LAM/MPI General User's Mailing List Archives

  |   Home   |   Download   |   Documentation   |   FAQ   |   all just in this list

From: Jeho Park (tojeho_at_[hidden])
Date: 2007-01-12 09:48:57


Hi

http://lam-mpi.miscellaneousmirror.org/MailArchives/lam/2003/03/5608.php
Has the _known_ issue been solved yet?

I am in the same situation with Karl in
http://lam-mpi.miscellaneousmirror.org/MailArchives/lam/2003/03/
5606.php. The "Too many open files in system" error occurred when many
( > 20) mpiruns were interrupted and killed, _and_ when many mpirun
processes were running at the same time especially.

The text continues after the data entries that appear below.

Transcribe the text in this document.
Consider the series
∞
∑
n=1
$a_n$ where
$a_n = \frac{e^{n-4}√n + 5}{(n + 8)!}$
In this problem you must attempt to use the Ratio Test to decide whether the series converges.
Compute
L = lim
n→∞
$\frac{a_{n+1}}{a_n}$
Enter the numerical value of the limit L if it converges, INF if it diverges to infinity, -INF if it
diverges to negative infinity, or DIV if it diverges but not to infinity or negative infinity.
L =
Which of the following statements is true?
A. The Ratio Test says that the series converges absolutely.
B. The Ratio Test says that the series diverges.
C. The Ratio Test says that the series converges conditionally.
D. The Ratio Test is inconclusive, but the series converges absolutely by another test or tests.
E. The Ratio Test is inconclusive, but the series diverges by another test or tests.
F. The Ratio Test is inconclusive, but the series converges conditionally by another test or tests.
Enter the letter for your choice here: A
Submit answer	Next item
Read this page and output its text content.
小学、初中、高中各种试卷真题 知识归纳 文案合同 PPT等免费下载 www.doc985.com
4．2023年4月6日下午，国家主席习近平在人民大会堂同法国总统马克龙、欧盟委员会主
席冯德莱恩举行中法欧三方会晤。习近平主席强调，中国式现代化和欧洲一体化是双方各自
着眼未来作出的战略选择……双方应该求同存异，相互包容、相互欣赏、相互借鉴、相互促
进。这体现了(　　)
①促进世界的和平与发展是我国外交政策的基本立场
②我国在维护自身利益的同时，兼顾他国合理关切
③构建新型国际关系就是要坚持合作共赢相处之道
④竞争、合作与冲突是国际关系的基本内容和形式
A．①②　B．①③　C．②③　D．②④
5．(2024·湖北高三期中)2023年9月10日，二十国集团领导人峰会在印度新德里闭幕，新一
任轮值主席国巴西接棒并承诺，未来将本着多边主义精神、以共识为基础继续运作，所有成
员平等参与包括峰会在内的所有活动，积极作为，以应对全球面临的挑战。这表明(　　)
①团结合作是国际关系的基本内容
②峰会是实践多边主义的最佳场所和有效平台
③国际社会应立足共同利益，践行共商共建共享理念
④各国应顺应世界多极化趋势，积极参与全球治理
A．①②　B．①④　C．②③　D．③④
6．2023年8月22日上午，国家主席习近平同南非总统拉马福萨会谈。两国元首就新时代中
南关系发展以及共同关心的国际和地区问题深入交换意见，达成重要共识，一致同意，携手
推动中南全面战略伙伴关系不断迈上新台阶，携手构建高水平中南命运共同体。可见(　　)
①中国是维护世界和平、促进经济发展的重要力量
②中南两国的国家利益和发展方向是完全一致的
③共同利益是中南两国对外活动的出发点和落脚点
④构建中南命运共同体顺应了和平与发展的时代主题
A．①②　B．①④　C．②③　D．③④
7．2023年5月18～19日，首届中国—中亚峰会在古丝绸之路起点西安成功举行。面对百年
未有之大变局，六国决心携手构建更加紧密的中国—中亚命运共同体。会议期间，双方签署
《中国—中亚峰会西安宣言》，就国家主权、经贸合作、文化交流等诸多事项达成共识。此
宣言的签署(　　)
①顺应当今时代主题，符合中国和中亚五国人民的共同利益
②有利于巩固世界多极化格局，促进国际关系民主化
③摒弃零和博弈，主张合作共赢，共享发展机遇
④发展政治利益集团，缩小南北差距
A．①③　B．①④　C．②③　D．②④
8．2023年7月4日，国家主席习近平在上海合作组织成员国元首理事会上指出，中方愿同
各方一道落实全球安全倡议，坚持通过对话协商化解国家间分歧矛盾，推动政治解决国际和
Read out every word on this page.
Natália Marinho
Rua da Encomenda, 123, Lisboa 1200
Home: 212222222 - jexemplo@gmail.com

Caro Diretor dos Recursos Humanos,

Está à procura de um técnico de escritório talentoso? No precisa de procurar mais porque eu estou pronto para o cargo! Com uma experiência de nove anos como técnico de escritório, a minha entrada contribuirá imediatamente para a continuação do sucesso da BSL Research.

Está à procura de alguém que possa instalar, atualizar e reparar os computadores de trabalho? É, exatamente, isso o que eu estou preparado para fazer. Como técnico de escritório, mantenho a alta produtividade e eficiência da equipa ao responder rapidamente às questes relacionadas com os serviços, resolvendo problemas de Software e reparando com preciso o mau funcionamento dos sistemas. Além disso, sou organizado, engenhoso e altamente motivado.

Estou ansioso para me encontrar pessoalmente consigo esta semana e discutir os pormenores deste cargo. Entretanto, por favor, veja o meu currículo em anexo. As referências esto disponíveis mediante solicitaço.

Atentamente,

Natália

Once the error occurs, mpirun command no longer works on the node. It
just complains the open file and exits. Sometimes the error causes the
node hanged so that no ssh session can be established for lamclean
command.

My config is
linux CentOS (kernel 2.4.21) and LAM/MPI 7.1.1

my laminfo gives
=============/ snip /====================
$ laminfo
              LAM/MPI: 7.1.1
               Prefix: /usr
         Architecture: i686-redhat-linux-gnu
        Configured by: cmc
        Configured on: Thu Apr 14 12:56:01 PDT 2005
       Configure host: vosill.math.hmc.edu
       Memory manager: ptmalloc2
           C bindings: yes
         C++ bindings: yes
     Fortran bindings: yes
           C compiler: gcc
         C++ compiler: g++
     Fortran compiler: g77
      Fortran symbols: double_underscore
          C profiling: yes
        C++ profiling: yes
    Fortran profiling: yes
       C++ exceptions: no
       Thread support: yes
        ROMIO support: yes
         IMPI support: no
        Debug support: no
         Purify clean: no
             SSI boot: globus (API v1.1, Module v0.6)
             SSI boot: rsh (API v1.1, Module v1.1)
             SSI boot: slurm (API v1.1, Module v1.0)
             SSI coll: lam_basic (API v1.1, Module v7.1)
             SSI coll: shmem (API v1.1, Module v1.0)
             SSI coll: smp (API v1.1, Module v1.2)
              SSI rpi: crtcp (API v1.1, Module v1.1)
              SSI rpi: lamd (API v1.0, Module v7.1)
              SSI rpi: sysv (API v1.0, Module v7.1)
              SSI rpi: tcp (API v1.0, Module v7.1)
              SSI rpi: usysv (API v1.0, Module v7.1)
               SSI cr: self (API v1.0, Module v1.0)
================/ snip /====================

Would there be a workaround other than re-lamboot or lamclean?

Thanks in advance.

Jeho